Die Konstruktion des EFA-SST-TK-100 folgt dem Trend zu Produkten und Betriebsausrüstungen, die sich positiv auf die Energiebilanzen von Unternehmen auswirken. Das neue Schnelllauftor ist hoch belastbar und kann daher auch dauerhaft „taktend“ besonders in Kühlhäusern mit häufigen Ein- oder Auslagerungsprozessen effizient eingesetzt werden. Eine dynamische Torblatt- und Spiralführung AFM (Active Framework Mechanism) sorgt dafür, dass das Torblatt im geschlossenen Zustand in Richtung Torzarge zu einer umlaufenden Profildichtung hin verschoben wird und somit Tiefkühlbereiche nahezu hermetisch abschließt.

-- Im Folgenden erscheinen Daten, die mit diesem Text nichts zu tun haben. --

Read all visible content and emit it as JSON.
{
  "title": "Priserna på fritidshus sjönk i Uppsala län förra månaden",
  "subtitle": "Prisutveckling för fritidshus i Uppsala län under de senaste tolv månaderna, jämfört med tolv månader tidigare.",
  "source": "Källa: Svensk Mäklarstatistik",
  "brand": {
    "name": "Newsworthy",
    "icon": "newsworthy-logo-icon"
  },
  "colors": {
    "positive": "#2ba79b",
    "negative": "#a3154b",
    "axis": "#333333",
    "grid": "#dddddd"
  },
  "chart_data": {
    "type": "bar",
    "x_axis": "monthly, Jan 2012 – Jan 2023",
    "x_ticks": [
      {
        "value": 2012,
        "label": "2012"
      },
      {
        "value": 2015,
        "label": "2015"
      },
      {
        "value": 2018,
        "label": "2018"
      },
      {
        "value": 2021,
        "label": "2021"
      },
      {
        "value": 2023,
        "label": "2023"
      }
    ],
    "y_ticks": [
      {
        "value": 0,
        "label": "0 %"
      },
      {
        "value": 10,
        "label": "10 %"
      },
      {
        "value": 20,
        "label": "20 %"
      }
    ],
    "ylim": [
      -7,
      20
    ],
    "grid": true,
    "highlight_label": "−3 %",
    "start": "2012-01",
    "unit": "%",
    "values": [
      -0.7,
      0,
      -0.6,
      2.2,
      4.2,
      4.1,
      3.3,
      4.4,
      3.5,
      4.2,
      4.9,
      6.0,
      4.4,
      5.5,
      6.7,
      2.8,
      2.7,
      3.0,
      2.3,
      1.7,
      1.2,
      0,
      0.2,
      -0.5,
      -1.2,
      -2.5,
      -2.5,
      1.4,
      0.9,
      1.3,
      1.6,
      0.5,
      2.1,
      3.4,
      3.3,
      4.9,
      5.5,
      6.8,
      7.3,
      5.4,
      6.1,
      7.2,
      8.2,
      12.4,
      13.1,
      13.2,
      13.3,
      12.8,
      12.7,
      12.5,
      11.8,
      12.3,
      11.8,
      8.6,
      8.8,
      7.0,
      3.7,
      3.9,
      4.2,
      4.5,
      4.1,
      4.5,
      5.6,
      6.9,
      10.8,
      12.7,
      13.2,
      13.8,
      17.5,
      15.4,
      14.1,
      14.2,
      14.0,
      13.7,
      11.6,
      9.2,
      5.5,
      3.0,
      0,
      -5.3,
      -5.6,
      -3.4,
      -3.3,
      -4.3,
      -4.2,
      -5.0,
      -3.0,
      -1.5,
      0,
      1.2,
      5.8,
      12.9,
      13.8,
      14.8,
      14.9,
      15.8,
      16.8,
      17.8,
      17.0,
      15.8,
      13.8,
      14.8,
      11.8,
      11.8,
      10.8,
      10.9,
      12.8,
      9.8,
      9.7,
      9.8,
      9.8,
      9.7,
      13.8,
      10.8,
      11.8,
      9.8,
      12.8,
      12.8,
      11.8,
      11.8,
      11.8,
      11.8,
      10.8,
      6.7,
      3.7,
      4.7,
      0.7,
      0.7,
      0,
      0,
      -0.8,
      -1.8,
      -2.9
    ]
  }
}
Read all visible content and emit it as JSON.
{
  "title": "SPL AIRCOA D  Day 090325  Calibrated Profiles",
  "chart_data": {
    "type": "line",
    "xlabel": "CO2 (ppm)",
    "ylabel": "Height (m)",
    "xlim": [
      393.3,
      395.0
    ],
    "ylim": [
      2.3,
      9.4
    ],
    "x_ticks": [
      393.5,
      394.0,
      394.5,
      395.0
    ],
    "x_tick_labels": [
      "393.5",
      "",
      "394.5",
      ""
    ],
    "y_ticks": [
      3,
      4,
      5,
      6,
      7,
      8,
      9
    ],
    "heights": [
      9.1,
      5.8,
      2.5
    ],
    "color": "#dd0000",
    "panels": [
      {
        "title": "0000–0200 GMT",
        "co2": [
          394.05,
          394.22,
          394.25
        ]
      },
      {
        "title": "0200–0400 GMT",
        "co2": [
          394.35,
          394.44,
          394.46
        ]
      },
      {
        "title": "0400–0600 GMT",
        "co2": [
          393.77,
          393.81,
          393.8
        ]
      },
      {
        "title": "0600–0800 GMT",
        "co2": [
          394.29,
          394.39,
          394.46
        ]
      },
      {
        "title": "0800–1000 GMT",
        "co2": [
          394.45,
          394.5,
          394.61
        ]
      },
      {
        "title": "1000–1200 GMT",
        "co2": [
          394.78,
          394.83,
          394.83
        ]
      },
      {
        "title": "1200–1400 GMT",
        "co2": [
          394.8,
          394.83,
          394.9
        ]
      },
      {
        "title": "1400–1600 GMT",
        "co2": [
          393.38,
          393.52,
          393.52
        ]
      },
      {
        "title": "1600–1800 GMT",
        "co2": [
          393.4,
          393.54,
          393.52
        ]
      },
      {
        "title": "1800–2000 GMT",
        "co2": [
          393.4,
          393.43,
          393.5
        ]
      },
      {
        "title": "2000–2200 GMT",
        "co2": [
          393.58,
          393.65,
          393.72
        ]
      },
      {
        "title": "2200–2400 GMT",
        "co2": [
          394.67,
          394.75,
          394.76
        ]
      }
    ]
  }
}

Lamellen des Torblattes bleiben eisfrei

Im Vergleich zu anderen Torkonstruktionen erfolgt die Torblattaufnahme in einer Spiralvorrichtung auf der äußeren, also der warmen Seite des Tores. Direkt in der Kältekammer werden Kontaktflächenheizungen eingesetzt, die in den umlaufenden Dichtprofilen, den Lamellendichtungen und im Kontaktleistenprofil integriert sind, um die Berührungsflächen der Dichtungen zum Torblatt, zum Boden und zu den einzelnen Lamellen des Torblattes eisfrei zu halten. Mit einem U-Wert von 0,62/m²K bei der Abmessung 4000 × 4500 mm bietet Efaflex nach eigenen Angaben ein besonders dichtes und gut isoliertes TK-Niedrigenergietor an. Die Isolation des EFA-SST-TK-100 mit EFA-AFM wird unter anderem durch die Verwendung von 100 mm starken, thermisch getrennten und isolierten EFA-Therm-Lamellen erreicht. Die Lamellen sind einzeln an den Scharnierbändern befestigt. Das sorgt für die Laufkultur, Langlebigkeit und Funktionalität, auch durch schnellen und einfachen Lamellenwechsel.